Feb. 21, 2021- ‘Crossroads’

One fine morning in August, I walked south on Parc Avenue to a call-centre job I didn’t particularly care for. 

It was a beautiful morning despite the destination but I was nervous as all hell. I had recently joined a band and later that night, we would be playing our first show. I’ve played guitar since I was thirteen and I was decent enough as a rhythm player. I enjoyed it greatly but something in me closed up when people asked if I wanted to ‘jam’ and play together. I would make up an excuse, say anything so I wouldn’t be exposed as a mediocre musician. 

There’s the rub: you can’t get better unless you play with people and in front of people but I had always been afraid to do this. So, I joined a band and was glad I had and we had been rehearsing and we were sounding good and I was excited but there was still this underlying anxiety, a possibility that the rug would be pulled out from under me and all would see me as the fraud I really was.

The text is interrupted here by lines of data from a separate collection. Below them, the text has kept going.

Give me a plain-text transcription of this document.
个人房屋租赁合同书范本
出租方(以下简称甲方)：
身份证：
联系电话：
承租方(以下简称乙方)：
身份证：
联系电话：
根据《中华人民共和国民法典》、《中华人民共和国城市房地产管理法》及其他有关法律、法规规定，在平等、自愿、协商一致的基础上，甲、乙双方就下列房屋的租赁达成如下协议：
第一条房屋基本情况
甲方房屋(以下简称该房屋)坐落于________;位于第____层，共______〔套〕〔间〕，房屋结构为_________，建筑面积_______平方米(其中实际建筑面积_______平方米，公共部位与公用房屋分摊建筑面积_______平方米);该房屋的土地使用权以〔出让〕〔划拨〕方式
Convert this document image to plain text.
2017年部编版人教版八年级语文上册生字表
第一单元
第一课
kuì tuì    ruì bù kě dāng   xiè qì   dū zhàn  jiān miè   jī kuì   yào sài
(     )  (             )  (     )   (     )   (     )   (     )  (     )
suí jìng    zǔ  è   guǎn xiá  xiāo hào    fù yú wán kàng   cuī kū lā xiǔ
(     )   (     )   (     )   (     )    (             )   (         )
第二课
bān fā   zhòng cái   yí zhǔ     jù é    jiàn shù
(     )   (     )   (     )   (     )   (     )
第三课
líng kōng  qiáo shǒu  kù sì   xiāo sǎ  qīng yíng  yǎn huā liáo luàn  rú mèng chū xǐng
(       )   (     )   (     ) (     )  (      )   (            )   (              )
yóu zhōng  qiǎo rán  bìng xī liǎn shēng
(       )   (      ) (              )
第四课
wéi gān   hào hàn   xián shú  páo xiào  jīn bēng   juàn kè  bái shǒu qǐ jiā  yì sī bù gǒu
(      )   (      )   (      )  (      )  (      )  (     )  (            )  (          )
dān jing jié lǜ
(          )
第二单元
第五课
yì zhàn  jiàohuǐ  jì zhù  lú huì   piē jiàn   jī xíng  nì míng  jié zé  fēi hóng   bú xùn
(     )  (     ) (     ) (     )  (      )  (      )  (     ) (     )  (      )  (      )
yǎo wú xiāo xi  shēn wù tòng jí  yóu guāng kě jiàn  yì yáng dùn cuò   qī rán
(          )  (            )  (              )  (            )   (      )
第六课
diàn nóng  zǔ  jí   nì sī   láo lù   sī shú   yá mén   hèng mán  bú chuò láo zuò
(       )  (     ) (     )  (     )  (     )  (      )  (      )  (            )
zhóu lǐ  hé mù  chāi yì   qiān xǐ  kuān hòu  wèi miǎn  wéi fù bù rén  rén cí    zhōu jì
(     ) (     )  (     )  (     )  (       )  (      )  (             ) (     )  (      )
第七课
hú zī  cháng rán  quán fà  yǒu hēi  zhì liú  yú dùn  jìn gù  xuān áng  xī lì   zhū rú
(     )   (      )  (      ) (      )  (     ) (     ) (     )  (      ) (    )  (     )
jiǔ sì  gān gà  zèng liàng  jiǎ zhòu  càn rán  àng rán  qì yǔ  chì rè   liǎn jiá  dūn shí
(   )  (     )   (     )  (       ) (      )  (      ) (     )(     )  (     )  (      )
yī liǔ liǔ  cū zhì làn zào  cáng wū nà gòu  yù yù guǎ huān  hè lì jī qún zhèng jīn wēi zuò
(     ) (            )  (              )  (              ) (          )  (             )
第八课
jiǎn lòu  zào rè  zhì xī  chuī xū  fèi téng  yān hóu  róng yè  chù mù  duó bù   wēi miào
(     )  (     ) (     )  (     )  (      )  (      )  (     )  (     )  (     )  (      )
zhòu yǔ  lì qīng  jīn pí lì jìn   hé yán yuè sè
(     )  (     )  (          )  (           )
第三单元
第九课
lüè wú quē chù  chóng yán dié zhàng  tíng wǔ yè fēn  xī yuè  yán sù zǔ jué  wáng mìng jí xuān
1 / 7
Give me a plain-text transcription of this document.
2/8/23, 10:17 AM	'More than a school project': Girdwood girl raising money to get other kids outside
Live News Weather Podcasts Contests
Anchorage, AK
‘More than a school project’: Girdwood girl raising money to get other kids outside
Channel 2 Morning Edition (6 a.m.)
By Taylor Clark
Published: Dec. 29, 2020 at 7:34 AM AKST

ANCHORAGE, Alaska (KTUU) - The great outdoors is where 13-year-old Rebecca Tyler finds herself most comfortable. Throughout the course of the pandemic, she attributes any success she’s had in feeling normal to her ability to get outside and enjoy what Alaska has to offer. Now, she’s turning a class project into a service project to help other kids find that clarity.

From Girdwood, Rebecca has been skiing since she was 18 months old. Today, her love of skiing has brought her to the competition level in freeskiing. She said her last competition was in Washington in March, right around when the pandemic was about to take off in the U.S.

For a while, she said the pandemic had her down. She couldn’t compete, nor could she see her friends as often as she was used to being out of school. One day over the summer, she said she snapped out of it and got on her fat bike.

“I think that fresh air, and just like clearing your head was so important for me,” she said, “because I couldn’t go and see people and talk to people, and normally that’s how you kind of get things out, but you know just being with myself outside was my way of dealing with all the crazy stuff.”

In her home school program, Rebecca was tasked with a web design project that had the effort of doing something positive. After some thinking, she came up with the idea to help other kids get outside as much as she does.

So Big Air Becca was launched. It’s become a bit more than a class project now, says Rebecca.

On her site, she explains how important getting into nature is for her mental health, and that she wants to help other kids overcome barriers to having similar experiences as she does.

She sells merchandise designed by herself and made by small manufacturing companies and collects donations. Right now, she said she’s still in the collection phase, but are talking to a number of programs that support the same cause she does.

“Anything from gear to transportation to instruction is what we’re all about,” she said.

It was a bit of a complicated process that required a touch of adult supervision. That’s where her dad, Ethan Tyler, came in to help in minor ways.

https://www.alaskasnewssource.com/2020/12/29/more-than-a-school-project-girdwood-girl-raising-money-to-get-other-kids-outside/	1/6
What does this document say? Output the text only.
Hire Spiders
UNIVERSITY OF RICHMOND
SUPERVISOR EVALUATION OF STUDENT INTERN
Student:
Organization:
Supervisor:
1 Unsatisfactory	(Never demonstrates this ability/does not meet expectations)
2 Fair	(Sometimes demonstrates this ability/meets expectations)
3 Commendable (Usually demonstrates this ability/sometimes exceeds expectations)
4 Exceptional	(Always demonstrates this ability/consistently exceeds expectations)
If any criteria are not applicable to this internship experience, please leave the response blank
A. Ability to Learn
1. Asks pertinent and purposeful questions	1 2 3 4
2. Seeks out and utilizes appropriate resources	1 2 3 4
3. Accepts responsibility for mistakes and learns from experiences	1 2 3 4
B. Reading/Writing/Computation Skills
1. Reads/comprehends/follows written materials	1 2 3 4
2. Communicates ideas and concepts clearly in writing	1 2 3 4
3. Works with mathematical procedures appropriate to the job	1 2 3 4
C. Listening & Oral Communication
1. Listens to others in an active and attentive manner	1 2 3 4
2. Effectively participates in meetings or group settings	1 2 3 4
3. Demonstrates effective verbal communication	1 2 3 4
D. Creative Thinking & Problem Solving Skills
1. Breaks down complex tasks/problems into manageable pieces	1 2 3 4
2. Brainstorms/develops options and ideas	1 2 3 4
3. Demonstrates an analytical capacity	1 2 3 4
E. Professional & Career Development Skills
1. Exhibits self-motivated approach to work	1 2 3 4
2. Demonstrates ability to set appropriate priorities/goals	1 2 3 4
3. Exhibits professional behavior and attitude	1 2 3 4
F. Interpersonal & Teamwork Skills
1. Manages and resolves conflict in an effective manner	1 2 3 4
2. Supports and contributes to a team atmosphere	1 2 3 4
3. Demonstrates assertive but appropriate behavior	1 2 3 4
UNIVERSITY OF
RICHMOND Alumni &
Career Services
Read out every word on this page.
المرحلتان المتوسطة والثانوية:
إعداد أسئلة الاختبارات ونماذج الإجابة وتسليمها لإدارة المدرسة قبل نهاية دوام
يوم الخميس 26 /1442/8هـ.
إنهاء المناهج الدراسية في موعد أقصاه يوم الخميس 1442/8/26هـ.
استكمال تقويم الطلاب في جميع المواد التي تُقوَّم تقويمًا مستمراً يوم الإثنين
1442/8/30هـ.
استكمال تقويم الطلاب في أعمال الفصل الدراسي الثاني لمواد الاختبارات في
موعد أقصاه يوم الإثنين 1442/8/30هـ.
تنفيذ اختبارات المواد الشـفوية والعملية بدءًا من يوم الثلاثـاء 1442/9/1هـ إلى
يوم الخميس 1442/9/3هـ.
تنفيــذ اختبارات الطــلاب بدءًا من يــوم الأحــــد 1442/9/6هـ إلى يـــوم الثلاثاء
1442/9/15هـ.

But something else in me was firm, I was going to do it just the same. I told myself that it was one of those things where you get the courage after you do the thing and no matter how much doubt and anxiety I was feeling, I was going to do it. My mind was made up.

But I was still worrying that I would screw up, that I didn’t have the songs down. I worried that the tricky breakdown outro part would rear its ugly head again and I’d mess up in front of an audience of my friends and maybe that girl I wanted to make out with. I was hoping she would show. She was friends with my singer and I was pretty sure she knew about the show. I certainly hoped she did. 

Down Parc Avenue, the route I always took on weekday mornings and I walked past the breakfast place and someone pushed past me roughly. I didn’t get knocked down but it felt like something done on purpose. The man gave a quick strange look back to me. He wore a dirty winter in the middle of August. I had never seen before in my life. 

I gathered myself and kept on my way, thinking about the show coming up and whether I should get a little drunk before to loosen up. We had planned to jam at our jam-space just before to get a little tighter so I would choose to get loose as well while getting tight. Tight and loose. Yeah, that was the idea.

As I hit the corner of Parc and Sherbrooke, the light turned red. I had a little bloom of anxiety that I was late but I really didn’t care too much as I hated my job. 

Someone waved to me across the intersection. A man in a red sweater waved wildly and walked out into the intersection and he looked like he was waving in my direction like he wanted to catch my attention. I don’t recognise him. A car honked at him as he walked out into the middle of the intersection and I’m not sure what’s going on at all. He continued to wave at me and point and other people stopped and began waving at me across the intersection as well. 

I get annoyed and take my headphones out and he’s motioning for me to turn around and saying to look behind me and to this day I can’t remember whether it was in French or English but I turned around and I saw right behind me and almost over me, the man who pushed his way past me earlier with a cruel look in his wide open eyes and a chunk of concrete in his outstretched arm.

His eyes were wide open and his teeth were clenched. I stared at him and said something but I can’t remember what it was. He dropped the chunk on the sidewalk and stepped back once, twice and ran off down Sherbrooke. The man in the red sweater passed me, running after him, yelling: ‘Call 911!’  

I looked at the traffic light. It turned green. I crossed the street. I was going to be late for work and I had a show to play later that I was nervous about.